Bu toplantıya katılanlara dikkatinizi çekmek
istiyorum. Toplantıda Başbakan yanında katılan bakanlarla birlikte ekonomik örgütler, akademisyenler ve
bürokratların katıldı. Bu ekonomik örgütler katıldı. Başbakan’ın toplantı
sonunda yaptığı açıklamalar çok ilginçtir fakat şaşılacak bir şey değildir.
Sucuoğlu üç sektörün desteklenmesi gereğine
işaret etti. Bu sektörler, turizmi yüksek öğrenim ve emlak sektörü olarak
belirledi. Özellikle turizm ve Yüksek
öğrenim sektörüne bugüne kadar yapılan katkılar, verilen muafiyet hakları
dikkate alındığında boş işlerle uğraştıklarını bir kez daha görürüz.
Elektrik ve su borcunu ödemeyen, 2020 gelir
vergisi listesinde adı olmayan veya listenin çok aşağılarda olan bu sektör
temsilcileri ya gerçek beyan vermiyorlar ya da yapılan bunca katkıya rağmen başarılı
olamıyorlar.
İşte burada çok ince düşünmek ve ona göre adım
atmak gerekir.
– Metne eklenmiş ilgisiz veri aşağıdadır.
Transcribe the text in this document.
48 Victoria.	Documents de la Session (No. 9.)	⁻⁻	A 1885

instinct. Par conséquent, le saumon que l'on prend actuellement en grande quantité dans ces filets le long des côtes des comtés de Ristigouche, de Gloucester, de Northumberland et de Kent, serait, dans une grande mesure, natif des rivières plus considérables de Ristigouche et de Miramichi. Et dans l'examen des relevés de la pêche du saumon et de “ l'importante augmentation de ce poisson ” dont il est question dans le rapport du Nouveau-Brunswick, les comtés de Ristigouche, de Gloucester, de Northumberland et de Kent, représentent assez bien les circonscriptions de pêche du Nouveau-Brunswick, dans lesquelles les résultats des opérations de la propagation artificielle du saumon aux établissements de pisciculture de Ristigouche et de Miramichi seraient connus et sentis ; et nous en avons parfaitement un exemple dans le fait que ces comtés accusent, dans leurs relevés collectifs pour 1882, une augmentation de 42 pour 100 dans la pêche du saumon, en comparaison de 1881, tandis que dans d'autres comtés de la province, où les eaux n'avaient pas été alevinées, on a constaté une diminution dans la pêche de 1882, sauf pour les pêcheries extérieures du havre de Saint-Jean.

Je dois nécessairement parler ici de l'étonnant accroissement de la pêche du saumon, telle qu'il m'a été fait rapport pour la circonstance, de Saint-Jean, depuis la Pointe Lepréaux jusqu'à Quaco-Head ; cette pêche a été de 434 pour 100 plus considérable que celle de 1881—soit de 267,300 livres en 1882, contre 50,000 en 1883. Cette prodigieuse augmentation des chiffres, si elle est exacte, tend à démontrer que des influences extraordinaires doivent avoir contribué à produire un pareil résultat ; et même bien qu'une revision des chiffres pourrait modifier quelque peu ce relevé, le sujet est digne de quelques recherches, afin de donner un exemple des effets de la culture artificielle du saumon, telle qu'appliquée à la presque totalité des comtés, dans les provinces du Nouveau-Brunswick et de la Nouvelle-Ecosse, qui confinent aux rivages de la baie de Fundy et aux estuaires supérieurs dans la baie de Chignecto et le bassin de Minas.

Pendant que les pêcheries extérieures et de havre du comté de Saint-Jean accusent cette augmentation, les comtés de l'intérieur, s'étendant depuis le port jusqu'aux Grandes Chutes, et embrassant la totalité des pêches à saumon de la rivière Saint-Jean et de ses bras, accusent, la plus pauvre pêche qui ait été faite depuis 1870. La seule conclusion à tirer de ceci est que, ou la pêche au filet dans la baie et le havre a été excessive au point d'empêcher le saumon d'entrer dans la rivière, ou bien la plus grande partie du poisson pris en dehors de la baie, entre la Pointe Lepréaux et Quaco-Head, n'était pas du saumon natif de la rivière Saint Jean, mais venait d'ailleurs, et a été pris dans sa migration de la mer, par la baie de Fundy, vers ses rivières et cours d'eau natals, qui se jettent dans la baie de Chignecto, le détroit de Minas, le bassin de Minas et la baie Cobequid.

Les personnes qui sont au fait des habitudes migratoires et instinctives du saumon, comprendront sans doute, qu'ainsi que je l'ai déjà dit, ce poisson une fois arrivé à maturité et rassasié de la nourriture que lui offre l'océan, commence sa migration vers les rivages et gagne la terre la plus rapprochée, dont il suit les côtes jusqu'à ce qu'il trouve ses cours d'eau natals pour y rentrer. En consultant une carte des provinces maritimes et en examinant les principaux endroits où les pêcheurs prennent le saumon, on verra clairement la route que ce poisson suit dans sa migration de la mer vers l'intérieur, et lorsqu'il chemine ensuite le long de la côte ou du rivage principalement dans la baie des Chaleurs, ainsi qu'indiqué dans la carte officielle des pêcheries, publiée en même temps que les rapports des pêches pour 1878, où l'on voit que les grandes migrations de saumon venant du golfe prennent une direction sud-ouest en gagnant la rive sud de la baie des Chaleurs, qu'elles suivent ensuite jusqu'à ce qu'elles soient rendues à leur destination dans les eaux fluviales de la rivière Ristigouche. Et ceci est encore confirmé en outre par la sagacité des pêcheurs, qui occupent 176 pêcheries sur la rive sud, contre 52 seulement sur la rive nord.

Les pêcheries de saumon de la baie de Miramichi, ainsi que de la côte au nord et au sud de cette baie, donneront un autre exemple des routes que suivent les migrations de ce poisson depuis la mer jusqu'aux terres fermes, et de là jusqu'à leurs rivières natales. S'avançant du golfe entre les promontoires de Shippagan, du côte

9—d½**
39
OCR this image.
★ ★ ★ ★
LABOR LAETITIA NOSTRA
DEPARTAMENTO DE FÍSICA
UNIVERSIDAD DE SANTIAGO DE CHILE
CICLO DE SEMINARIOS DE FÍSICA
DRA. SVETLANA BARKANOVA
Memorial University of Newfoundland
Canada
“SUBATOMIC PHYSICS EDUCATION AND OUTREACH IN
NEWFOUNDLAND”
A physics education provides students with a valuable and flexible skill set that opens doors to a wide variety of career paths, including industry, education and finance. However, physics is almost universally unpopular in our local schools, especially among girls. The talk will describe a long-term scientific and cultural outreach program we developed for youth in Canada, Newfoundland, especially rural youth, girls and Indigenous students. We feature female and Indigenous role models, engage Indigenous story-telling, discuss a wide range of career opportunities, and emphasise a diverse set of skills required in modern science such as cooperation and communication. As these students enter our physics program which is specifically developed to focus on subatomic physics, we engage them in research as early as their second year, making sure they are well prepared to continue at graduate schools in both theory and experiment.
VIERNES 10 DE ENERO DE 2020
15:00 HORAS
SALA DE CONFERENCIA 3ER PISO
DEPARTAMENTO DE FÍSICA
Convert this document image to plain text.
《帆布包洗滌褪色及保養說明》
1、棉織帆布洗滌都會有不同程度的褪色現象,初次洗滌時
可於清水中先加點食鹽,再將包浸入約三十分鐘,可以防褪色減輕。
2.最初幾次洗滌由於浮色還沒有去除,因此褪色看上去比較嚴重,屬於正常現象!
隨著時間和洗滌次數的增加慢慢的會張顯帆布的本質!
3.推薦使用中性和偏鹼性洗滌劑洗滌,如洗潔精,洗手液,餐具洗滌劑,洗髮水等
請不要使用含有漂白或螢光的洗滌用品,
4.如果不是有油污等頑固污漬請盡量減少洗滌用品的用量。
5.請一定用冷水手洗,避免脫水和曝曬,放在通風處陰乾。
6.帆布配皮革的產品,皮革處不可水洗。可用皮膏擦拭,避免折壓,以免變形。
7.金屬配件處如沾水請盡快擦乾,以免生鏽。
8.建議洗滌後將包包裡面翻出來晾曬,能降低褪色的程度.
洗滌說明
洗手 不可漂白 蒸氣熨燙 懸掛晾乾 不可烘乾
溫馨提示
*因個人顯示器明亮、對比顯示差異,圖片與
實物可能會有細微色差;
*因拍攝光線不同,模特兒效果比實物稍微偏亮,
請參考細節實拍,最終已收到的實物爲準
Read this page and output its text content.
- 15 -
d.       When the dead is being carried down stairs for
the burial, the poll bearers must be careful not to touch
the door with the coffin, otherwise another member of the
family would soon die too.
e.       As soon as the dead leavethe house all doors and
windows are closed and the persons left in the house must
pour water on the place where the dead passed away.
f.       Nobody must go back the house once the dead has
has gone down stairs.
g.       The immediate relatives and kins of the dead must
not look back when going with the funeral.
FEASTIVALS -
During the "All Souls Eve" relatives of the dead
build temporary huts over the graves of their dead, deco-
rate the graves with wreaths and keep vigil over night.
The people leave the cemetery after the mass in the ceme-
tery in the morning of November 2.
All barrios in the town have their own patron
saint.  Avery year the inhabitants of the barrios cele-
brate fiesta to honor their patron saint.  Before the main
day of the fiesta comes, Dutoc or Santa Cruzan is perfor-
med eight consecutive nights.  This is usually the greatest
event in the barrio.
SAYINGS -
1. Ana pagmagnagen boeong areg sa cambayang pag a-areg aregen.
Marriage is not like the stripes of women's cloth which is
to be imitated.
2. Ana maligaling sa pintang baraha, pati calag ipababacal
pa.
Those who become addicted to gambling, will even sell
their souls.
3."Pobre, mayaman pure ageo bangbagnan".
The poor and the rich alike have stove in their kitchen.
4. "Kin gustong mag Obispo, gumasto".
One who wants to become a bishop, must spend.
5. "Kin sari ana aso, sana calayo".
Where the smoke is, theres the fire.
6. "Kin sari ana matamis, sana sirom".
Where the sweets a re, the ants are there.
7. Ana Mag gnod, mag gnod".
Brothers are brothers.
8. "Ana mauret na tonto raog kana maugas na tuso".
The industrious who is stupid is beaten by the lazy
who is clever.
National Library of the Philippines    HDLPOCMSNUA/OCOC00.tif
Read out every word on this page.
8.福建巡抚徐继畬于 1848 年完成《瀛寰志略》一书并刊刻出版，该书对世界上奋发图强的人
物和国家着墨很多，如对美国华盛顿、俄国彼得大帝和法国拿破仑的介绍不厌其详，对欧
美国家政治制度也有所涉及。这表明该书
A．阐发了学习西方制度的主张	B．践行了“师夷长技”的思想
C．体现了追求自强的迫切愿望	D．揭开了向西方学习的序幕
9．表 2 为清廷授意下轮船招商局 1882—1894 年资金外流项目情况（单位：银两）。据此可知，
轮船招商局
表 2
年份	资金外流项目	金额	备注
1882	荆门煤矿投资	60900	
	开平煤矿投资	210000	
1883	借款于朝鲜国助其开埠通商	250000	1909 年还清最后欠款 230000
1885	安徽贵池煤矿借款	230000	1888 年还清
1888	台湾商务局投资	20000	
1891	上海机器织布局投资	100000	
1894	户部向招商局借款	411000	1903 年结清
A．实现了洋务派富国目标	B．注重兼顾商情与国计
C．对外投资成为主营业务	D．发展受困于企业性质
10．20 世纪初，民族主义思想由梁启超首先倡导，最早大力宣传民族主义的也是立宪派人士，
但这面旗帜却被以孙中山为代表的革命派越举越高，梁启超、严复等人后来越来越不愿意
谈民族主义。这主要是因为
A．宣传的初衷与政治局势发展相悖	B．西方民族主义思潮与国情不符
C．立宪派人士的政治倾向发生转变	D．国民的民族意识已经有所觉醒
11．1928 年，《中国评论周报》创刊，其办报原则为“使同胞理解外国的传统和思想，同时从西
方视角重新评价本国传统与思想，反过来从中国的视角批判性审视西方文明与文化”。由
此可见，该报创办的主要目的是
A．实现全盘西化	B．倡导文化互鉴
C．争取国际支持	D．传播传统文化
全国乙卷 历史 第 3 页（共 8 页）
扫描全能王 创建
Halktan toplanan vergiler veya borçlanılan paralarla bu
sektörlere katkı yapmak devlet üzerinde kambur olmaya devam ediyor demektir.
İşin bir başka boyutu ise toplantıya katılan
tüm sektörler kendi örgütleri ile temsil edilirlerken bu sektörlerde
çalışanların sendikaları ya yoktur ya da toplantıya çağırılmamışlardır.
Ekonominin çarkını emeğiyle döndüren
emekçiler ve onların örgütleri bu toplantıda yok sayılmışlardır.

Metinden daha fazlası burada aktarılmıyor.